I’ve mentioned on Twitter that I’m working on a metadata storage service built on lm2, my key-value store. One of the things that I started thinking about while I’m implementing this is schema changes. But they’re not the typical kinds of schema changes I’m used to with relational databases because I’m not working with a relational database :).
With relational databases, I usually have a fixed schema that all rows have to conform to.
|Column A||Column B|
At some point, I need to modify that schema with an
ALTER to add a column, remove a column, etc.
|Column A||Column B||Column C|
With a key-value store, I basically have a two-column table with a fixed structure.
|id=1||username=alice, [email protected], name=Alice|
|id=2||username=bob, [email protected], name=Bob|
|id=3||username=bob2, [email protected], name=Bob|
With key-value stores, instead of having lots of columns, you have to encode columns into the keys and values. With ordered key-value stores, you need to use prefixes to preserve locality and make range reads easier.
What if your design changes and you need some new encoding or mapping? You have to rewrite all of the affected key-value pairs!
Something that I wanted to avoid with my service is taking it down to rewrite all of my data during schema changes. This is something that comes up with relational databases too. ALTERs can lock and rewrite entire tables, which can prevent queries from using them and take a long time. On the bright side, these days we’re starting to see more systems capable of doing online ALTERs so you can keep using those tables while the operation happens in the background.

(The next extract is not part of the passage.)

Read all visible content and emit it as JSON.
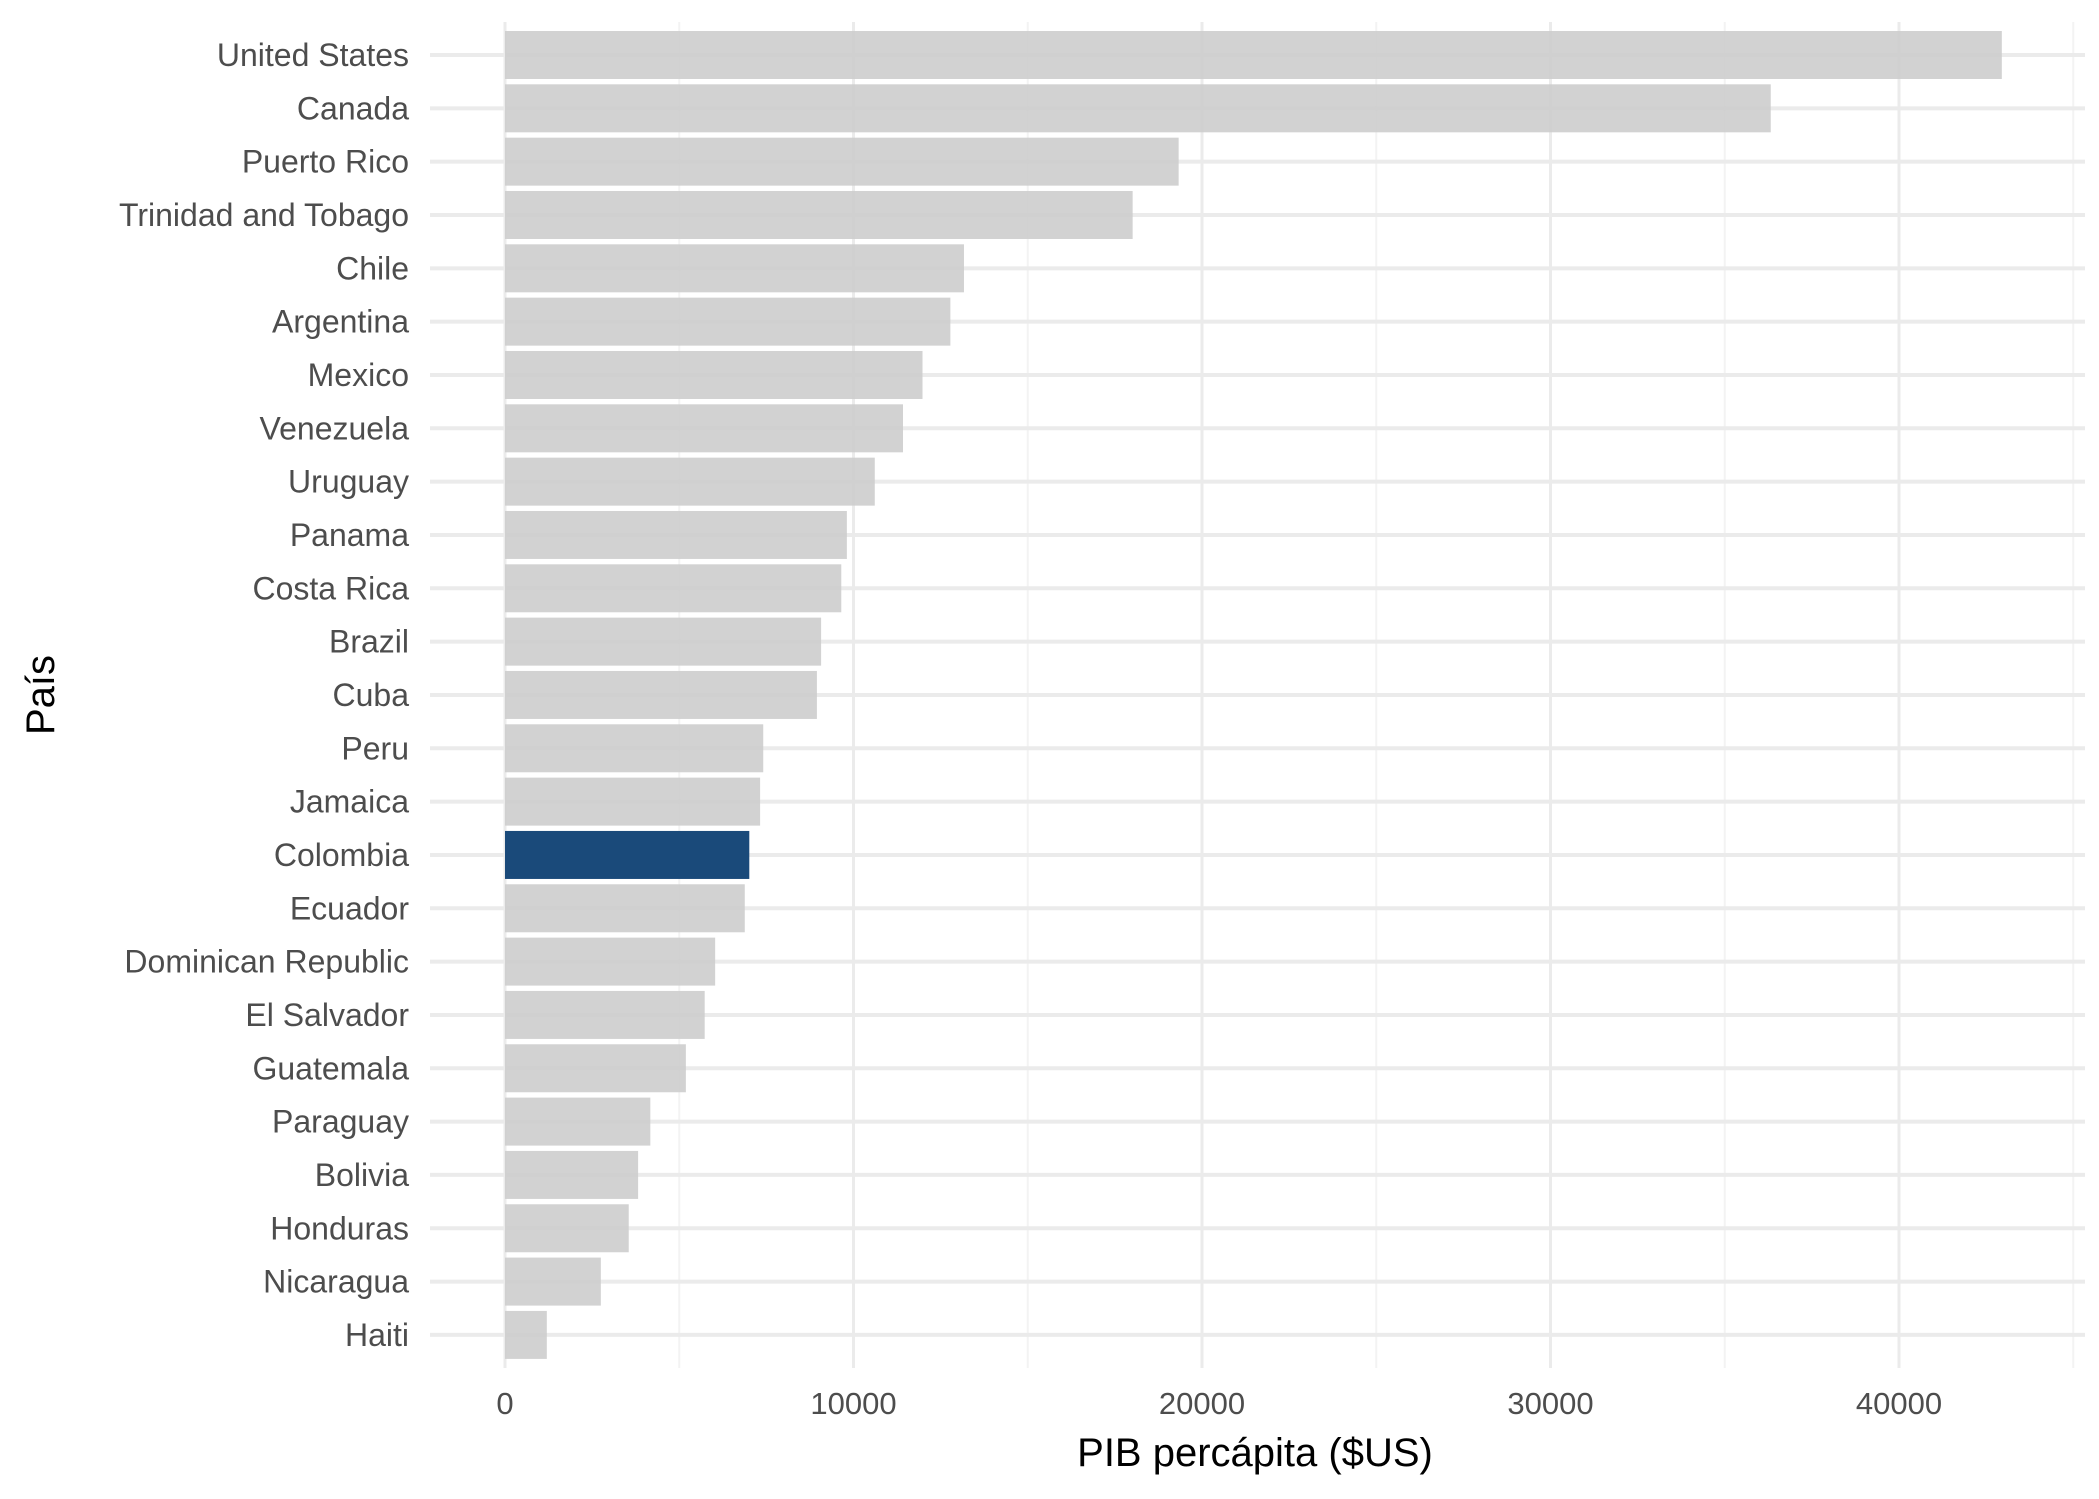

So I decided to use a technique similar to what those fancy relational databases are doing. It’s pretty simple. I can just add a version to each key-value pair and have my application rewrite it on demand.
Here’s an example showing a
deleted “column” being added:
|id=1||version=1, username=alice, [email protected], name=Alice|
|id=2||version=2, deleted=0, username=bob, [email protected], name=Bob|
|id=3||version=1, username=bob2, [email protected], name=Bob|
You can use this technique to implement lots of other “online schema changes” with key-value stores.